Simon Coveney recalls trauma of childhood stammer in bid to raise awareness
THE Republic's Foreign Affairs Minister Simon Coveney has told of his struggles with a childhood stammer which meant he struggled to read aloud.
He recalled as a schoolboy breaking pencils under his desk in "frustration" at being unable to speak properly in class.
The prominent Fine Gael member and former táiniste is one of the government's top negotiators who was a key figure on the international stage during the Brexit talks.
Mr Coveney discussed his personal experience of dealing with a speech impediment to mark International Stuttering Awareness Day on Saturday.
Speaking to RTÉ he said he wanted to use his position to support other people who struggle to communicate.
"If you've got a stammer or a stutter, there's nowhere to hide. That's the truth, which means it can be quite cruel," he said.
"So that's why I think it's important for people like me, who struggled when I was in school to simply read out loud, who broke pencils under the desk out of frustration because I couldn't get words out; and now it's my job every day to speak to the public."
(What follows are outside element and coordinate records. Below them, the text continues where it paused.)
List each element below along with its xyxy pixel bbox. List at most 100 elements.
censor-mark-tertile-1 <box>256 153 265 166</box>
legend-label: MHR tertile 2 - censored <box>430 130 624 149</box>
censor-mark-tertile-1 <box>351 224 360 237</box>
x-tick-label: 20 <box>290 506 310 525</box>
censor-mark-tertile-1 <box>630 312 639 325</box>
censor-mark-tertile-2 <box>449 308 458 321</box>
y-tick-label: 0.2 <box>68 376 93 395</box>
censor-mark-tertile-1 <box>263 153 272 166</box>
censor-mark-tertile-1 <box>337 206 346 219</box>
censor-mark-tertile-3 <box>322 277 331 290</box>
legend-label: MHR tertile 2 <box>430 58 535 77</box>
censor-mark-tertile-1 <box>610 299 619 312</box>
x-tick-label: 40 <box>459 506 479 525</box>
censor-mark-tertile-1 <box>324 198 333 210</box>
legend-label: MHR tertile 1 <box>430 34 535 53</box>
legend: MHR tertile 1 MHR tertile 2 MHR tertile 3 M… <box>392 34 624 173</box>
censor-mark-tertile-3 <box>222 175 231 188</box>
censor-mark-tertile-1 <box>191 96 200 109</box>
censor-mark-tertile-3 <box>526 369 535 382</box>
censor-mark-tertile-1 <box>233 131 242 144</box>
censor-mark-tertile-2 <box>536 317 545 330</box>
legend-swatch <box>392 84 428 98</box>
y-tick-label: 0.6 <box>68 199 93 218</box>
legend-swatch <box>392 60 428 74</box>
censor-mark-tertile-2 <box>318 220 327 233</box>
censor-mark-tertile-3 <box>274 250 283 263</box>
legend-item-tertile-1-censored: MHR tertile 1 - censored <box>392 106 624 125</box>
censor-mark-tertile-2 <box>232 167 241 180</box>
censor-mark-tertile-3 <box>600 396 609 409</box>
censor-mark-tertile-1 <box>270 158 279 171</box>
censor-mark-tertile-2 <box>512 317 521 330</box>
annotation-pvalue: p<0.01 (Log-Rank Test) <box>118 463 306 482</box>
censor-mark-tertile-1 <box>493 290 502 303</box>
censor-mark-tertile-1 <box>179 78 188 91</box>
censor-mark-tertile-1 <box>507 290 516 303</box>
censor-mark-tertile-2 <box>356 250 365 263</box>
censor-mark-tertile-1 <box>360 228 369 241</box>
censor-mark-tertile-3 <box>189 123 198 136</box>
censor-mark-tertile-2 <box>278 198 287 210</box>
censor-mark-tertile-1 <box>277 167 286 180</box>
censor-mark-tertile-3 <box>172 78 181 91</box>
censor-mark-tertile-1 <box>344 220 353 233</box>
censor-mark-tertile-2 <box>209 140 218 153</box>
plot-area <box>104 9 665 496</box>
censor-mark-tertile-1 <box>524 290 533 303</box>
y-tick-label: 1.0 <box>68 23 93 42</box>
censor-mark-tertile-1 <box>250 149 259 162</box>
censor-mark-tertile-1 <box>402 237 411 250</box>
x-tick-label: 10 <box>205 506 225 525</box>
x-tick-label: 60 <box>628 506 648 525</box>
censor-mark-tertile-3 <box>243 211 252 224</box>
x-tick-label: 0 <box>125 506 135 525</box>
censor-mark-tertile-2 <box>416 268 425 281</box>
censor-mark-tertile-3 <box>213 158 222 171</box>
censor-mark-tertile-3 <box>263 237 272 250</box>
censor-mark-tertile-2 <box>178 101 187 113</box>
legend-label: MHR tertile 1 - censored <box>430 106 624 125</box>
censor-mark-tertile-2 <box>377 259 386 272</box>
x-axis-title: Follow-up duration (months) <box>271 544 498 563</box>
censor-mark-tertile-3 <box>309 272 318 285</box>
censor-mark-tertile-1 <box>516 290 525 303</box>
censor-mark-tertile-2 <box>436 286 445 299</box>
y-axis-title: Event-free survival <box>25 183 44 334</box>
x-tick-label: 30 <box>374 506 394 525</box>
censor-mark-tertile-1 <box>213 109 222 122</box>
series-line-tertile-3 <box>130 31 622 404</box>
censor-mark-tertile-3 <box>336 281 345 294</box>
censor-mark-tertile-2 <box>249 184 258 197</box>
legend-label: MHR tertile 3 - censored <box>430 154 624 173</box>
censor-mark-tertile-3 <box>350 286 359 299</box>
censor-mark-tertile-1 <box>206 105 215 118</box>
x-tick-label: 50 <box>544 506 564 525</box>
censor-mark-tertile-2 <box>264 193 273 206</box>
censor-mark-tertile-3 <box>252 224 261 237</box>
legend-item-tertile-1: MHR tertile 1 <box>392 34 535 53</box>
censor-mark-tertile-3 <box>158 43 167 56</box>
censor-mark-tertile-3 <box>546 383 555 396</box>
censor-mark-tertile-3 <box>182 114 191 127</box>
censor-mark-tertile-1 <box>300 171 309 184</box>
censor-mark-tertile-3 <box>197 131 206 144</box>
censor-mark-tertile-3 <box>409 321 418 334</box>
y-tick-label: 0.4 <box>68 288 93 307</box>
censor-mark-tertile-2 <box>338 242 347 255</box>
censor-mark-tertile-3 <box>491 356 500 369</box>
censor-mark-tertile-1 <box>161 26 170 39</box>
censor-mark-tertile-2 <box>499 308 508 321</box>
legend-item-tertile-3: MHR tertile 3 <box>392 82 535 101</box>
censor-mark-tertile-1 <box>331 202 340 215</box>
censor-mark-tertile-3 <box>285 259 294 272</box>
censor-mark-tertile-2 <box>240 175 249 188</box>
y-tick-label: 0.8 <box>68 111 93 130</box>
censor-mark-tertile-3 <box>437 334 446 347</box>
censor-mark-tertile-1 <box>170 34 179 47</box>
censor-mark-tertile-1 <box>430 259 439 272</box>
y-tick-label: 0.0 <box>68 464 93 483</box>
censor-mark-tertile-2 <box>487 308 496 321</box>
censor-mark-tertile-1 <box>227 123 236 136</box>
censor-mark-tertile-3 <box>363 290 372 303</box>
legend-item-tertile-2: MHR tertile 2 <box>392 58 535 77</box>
It was not the first time that Mr Coveney has discussed his speech impediment.
At a conference in 2014, he told the audience he once suffered from a "significant stutter" and "couldn’t speak properly" as a young boy.
"When I was in school, in English class or in French or Irish class, when it came to reading prose or paragraphs, the teachers simply skipped me, because I took so long to get through sentence by sentence.”
He also revealed the personal significance for him of the song Happy Talk from the musical South Pacific.
"When I was asked in our party gatherings to do my party piece, I would always sing, and that’s the song I sang," he said.
"Because people with a speech impediment can normally sing as badly or as well as anybody else, even though they can’t speak."